Neben Iran und dem Libanon helfen vor allem auch Japan und Korea, die USA und Brasilien künstlich nach, wo die Natur ihnen nicht genügt. Generell, meint Fatemi, ließen sich deutlich mehr Frauen operieren. Bemerkenswert sei aber, dass gerade in den Ländern, in denen das "Machotum" regiere, die Männer in Bezug auf Schönheitsoperationen hinterherhinkten.

Ein einheitliches Schönheitsideal existiert also nicht - obwohl die Welt immer dichter zusammenrückt. Dennoch gibt es eine Art Basis der Schönheit, Grundprinzipien, die über die Kulturen und Individuen hinweg stets als schön galten und gelten. So wünschen sich beispielsweise Europäer ebenso wie Asiaten eine gerade und schmale Nase. Nur, dass sich die Maßnahmen, die für diesen Wunsch erforderlich sind, unterscheiden. Das Ergebnis: Asiaten und Europäer haben dieselben Nasen - Globalisierung deluxe.

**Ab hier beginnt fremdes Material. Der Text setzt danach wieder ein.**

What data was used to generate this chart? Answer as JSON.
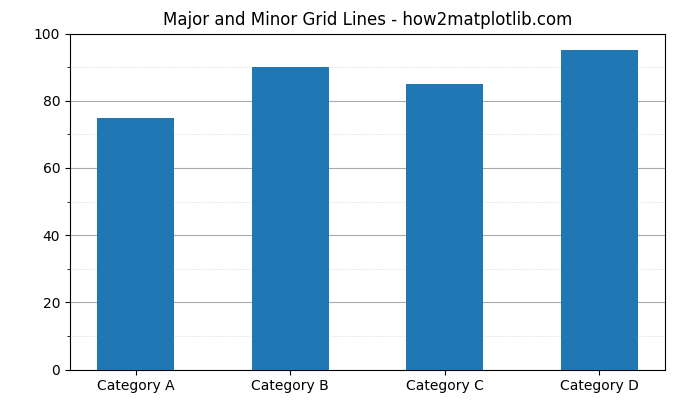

Abgesehen von kulturellen Unterschieden: Auch die Zeit beeinflusst den Geschmack und die Schönheitsideale der Gesellschaft: Jahrelang galt das Muttermal im Gesicht von Brigit Bardot und Cindy Crawford als erotisches Markenzeichen. Sarah Jessica Parker hat auch so eines - und hat es sich kürzlich entfernen lassen.

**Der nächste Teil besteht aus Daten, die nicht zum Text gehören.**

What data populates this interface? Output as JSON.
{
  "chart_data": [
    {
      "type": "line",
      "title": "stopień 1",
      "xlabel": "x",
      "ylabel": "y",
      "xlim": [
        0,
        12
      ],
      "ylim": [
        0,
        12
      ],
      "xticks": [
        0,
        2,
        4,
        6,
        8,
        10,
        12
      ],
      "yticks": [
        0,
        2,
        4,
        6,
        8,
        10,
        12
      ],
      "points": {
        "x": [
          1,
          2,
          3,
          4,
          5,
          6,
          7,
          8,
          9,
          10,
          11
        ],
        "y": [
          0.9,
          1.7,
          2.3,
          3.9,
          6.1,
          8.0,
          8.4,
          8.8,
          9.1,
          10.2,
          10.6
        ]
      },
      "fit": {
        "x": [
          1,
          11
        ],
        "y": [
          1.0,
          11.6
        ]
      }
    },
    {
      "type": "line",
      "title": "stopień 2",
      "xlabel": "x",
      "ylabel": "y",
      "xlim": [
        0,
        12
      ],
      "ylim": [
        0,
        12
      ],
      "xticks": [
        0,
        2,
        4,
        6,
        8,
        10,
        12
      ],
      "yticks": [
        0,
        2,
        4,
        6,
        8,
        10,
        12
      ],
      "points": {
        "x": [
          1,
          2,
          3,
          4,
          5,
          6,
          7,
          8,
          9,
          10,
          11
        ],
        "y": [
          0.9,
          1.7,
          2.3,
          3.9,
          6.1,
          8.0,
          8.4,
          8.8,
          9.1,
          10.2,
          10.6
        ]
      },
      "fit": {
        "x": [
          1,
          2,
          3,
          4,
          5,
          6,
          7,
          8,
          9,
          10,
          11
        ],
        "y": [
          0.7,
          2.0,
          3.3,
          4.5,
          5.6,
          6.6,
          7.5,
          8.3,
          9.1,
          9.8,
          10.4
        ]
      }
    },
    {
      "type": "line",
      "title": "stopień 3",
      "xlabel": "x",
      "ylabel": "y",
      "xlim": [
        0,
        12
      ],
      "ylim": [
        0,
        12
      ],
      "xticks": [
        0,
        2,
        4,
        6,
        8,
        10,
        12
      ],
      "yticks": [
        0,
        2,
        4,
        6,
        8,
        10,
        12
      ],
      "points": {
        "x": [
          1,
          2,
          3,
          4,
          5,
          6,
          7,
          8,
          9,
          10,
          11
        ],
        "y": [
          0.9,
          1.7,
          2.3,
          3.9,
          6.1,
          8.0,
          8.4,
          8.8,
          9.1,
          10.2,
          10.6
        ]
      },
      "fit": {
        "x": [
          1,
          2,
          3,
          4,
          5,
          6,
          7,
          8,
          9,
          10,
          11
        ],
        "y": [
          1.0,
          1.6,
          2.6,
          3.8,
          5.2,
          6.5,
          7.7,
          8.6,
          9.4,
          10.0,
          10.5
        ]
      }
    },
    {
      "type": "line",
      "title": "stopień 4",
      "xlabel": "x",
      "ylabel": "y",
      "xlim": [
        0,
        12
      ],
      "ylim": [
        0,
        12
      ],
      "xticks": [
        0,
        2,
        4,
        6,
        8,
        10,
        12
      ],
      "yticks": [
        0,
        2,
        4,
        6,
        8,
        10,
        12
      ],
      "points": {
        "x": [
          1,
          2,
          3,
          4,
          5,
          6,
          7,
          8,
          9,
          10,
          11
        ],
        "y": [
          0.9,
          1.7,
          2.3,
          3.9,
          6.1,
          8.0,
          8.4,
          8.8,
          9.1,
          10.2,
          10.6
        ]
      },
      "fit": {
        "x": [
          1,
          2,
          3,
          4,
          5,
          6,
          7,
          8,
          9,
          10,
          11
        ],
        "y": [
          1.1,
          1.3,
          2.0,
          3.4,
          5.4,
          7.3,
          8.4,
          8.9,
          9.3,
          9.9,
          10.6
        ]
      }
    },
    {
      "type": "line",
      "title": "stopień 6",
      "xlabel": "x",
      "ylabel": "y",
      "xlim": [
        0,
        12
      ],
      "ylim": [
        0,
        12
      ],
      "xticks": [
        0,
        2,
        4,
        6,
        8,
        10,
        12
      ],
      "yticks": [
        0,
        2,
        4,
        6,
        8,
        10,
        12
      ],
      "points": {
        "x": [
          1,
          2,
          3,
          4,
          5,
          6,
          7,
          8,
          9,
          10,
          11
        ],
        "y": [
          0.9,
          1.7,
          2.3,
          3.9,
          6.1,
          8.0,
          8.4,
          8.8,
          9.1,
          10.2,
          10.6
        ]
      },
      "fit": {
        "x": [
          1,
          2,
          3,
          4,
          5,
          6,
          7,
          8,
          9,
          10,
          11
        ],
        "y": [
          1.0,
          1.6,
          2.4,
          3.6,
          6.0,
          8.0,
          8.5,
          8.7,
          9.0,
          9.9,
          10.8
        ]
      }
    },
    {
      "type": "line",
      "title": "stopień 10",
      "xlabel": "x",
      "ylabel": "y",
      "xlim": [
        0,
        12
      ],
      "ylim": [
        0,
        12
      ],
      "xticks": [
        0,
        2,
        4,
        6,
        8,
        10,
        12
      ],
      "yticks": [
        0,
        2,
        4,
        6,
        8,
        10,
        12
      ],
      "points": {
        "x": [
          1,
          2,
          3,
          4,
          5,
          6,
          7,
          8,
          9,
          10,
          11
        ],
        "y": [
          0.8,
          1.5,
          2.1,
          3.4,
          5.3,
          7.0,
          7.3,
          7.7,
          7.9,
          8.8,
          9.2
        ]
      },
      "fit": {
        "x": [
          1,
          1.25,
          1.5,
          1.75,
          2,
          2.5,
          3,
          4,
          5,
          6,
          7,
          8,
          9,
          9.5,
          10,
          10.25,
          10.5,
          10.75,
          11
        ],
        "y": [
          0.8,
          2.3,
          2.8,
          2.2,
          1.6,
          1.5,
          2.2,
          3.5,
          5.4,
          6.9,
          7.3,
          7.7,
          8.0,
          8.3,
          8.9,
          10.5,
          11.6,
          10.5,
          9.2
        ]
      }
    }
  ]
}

Egal, in welchem Kulturkreis oder welcher Epoche der Mensch sich bewegt: Dass ästhetische Korrekturen die Zufriedenheit mit dem eigenen Aussehen nicht automatisch erhöhen, belegt eine Studie des Instituts für Rechtsmedizin an der Universität Bonn: Demnach werden allein in Deutschland jährlich 40.000 Klagen auf Schmerzensgeld eingereicht - von denen aber nur etwa sieben Prozent als echte Behandlungsfehler anerkannt werden. Umfragen der Verbraucherzentrale Bundesverband haben ergeben, dass jeder vierte Befragte mit dem Ergebnis unzufrieden ist.

In den meisten Fällen hatten die Patienten wohl einfach zu hohe Erwartungen an die Ästhetische Chirurgie. Sich selbst anzunehmen, wie man ist, wäre in diesem Fall die bessere Option gewesen.